The fact that he’s been convicted on tax evasion and faces a three-year stint in jail doesn’t seem to have stopped Wesley Snipes wanting to make movies. Indeed, according to Deadline, he’s plan a flick about J. Edgar Hoover and his efforts to discredit Martin Luther King Jr.
Seemingly undeterred by his legal problems (he merely says to Deadline about that, Its all good, put it like that”), or the fact Clint Eastwood is making a Hoover biopic too, Snipes says he’s got the King family’s endorsement for a movie looking at how during the Civil Rights era, the FBI saw MLK as a major threat, and tried to subvert his influence.

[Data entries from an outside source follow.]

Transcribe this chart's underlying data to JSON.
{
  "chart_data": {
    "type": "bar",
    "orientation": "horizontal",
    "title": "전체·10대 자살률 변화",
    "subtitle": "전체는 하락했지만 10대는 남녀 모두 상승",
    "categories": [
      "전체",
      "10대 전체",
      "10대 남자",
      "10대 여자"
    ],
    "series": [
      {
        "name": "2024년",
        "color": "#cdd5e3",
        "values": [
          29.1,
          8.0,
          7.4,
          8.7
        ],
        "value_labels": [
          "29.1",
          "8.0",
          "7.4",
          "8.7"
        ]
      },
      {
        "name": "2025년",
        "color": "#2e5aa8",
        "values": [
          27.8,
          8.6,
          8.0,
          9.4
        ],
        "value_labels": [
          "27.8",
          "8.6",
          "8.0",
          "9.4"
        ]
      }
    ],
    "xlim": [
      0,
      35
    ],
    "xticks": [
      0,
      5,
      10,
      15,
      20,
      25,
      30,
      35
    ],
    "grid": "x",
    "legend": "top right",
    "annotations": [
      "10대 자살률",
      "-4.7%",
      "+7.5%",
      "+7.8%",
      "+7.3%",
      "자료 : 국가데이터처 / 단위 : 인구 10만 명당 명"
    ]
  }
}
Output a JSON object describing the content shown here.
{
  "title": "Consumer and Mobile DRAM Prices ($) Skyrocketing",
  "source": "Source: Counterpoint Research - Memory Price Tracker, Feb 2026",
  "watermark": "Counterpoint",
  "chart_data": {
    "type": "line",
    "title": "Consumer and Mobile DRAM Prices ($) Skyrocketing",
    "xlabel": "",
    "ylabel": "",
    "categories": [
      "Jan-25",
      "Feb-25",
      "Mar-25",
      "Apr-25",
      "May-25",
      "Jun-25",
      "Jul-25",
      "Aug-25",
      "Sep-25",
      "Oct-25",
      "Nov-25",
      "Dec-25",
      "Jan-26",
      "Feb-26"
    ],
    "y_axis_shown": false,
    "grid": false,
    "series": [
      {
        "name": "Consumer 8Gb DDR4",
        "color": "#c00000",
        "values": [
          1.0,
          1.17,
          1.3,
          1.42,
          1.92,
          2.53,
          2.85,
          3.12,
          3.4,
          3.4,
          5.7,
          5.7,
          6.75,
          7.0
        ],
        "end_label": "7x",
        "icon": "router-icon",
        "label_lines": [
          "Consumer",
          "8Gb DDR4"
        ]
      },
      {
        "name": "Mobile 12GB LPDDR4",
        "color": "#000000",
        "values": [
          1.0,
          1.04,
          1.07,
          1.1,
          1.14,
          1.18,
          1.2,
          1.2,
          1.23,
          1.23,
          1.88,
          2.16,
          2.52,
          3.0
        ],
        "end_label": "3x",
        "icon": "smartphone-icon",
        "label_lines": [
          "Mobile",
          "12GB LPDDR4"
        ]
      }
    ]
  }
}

The movie, currently titled Code Name Zorro, would be framed by the final moments in the life of William Sullivan, who headed the covert program, and was planning to be involved a book about his actions (which would denounce what he and Hoover had done) and testify about the killings of King and John F. Kennedy before the House Select Committee on assassinations. However shortly before that could take place, Sullivan was shot and killed in what was officially described as a ‘hunting accident’, but which many believe could have been an assassination.

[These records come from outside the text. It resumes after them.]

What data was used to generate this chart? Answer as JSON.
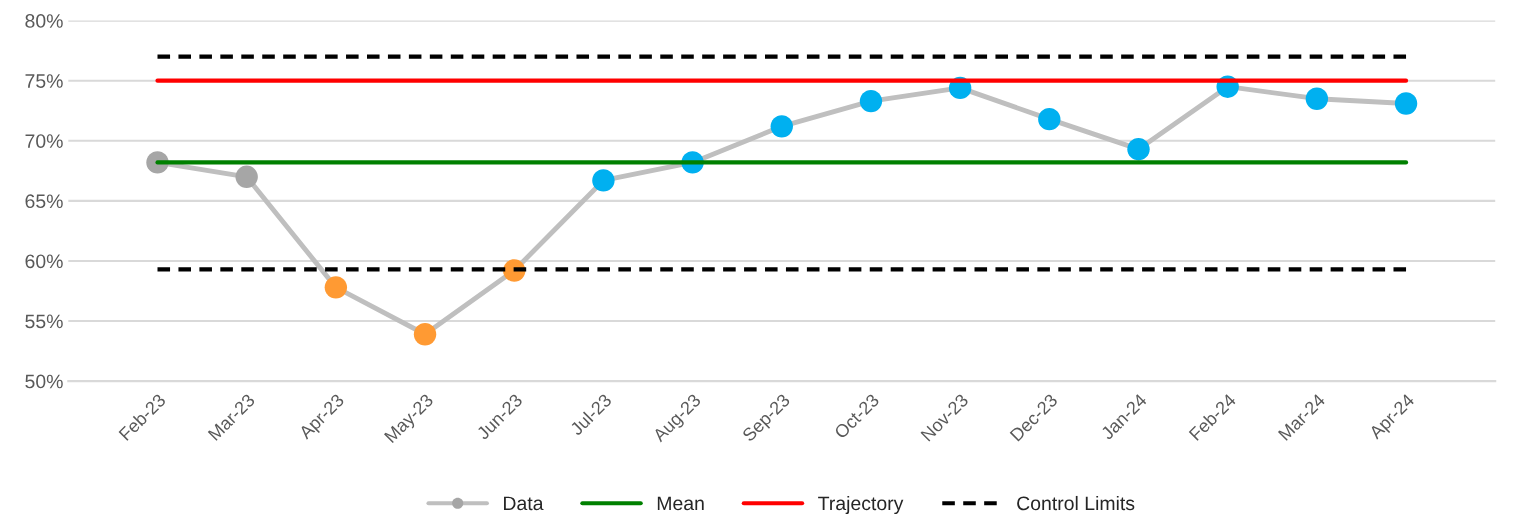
{
  "chart_data": {
    "type": "line",
    "categories": [
      "Feb-23",
      "Mar-23",
      "Apr-23",
      "May-23",
      "Jun-23",
      "Jul-23",
      "Aug-23",
      "Sep-23",
      "Oct-23",
      "Nov-23",
      "Dec-23",
      "Jan-24",
      "Feb-24",
      "Mar-24",
      "Apr-24"
    ],
    "series": [
      {
        "name": "Data",
        "color": "#bfbfbf",
        "marker": "circle",
        "line_style": "solid",
        "colors": [
          "#a6a6a6",
          "#a6a6a6",
          "#ff9a33",
          "#ff9a33",
          "#ff9a33",
          "#00b0f0",
          "#00b0f0",
          "#00b0f0",
          "#00b0f0",
          "#00b0f0",
          "#00b0f0",
          "#00b0f0",
          "#00b0f0",
          "#00b0f0",
          "#00b0f0"
        ],
        "values": [
          68.2,
          67.0,
          57.8,
          53.9,
          59.2,
          66.7,
          68.2,
          71.2,
          73.3,
          74.4,
          71.8,
          69.3,
          74.5,
          73.5,
          73.1
        ]
      },
      {
        "name": "Mean",
        "color": "#008000",
        "marker": "none",
        "line_style": "solid",
        "values": [
          68.2,
          68.2,
          68.2,
          68.2,
          68.2,
          68.2,
          68.2,
          68.2,
          68.2,
          68.2,
          68.2,
          68.2,
          68.2,
          68.2,
          68.2
        ]
      },
      {
        "name": "Trajectory",
        "color": "#ff0000",
        "marker": "none",
        "line_style": "solid",
        "values": [
          75,
          75,
          75,
          75,
          75,
          75,
          75,
          75,
          75,
          75,
          75,
          75,
          75,
          75,
          75
        ]
      },
      {
        "name": "Control Limits",
        "color": "#000000",
        "marker": "none",
        "line_style": "dashed",
        "values": [
          77.0,
          77.0,
          77.0,
          77.0,
          77.0,
          77.0,
          77.0,
          77.0,
          77.0,
          77.0,
          77.0,
          77.0,
          77.0,
          77.0,
          77.0
        ]
      },
      {
        "color": "#000000",
        "marker": "none",
        "line_style": "dashed",
        "values": [
          59.3,
          59.3,
          59.3,
          59.3,
          59.3,
          59.3,
          59.3,
          59.3,
          59.3,
          59.3,
          59.3,
          59.3,
          59.3,
          59.3,
          59.3
        ]
      }
    ],
    "ylim": [
      50,
      80
    ],
    "yticks": [
      {
        "value": 50,
        "label": "50%"
      },
      {
        "value": 55,
        "label": "55%"
      },
      {
        "value": 60,
        "label": "60%"
      },
      {
        "value": 65,
        "label": "65%"
      },
      {
        "value": 70,
        "label": "70%"
      },
      {
        "value": 75,
        "label": "75%"
      },
      {
        "value": 80,
        "label": "80%"
      }
    ],
    "grid": "y",
    "legend": "bottom"
  }
}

Sullivan had wiretapped King’s phone, tried to break up his marriage by giving his wife tapes of MLK’s meeting with other women, and even planted people in the Civil Right movements whose job was to report back to the FBI on everything that was going on. Indeed, while Hoover was more than happy with the operation, it was Sullivan who pushed for it, writing in a letter shortly after the I Have A Dream speech, “We must mark [King] now, if we have not done so before, as the most dangerous Negro of the future in this nation,” adding that it, “may be unrealistic to limit ourselves as we have been doing to legalistic proofs or definitely conclusive evidence that would stand up in testimony in court or before Congressional Committees.”
It’s certainly an interesting story, and joins a current throng of film and TV projects involving either Hoover or King. Interestingly, it’s apparently “not so much the persecution angle” that interested Snipes about the tale, I was attracted to the whistleblower dynamic. It’s a challenging situation for a man to be in, to be among the shadowy and most powerful men in the world, who exposed information to mislead the public. What an interesting conflict and life dilemma. It makes for good drama and there are great roles for actors to play these historical figures who are part of a whole story that many of us werent aware of.
As yet though it’s early day, as the film has no funding, director or cast.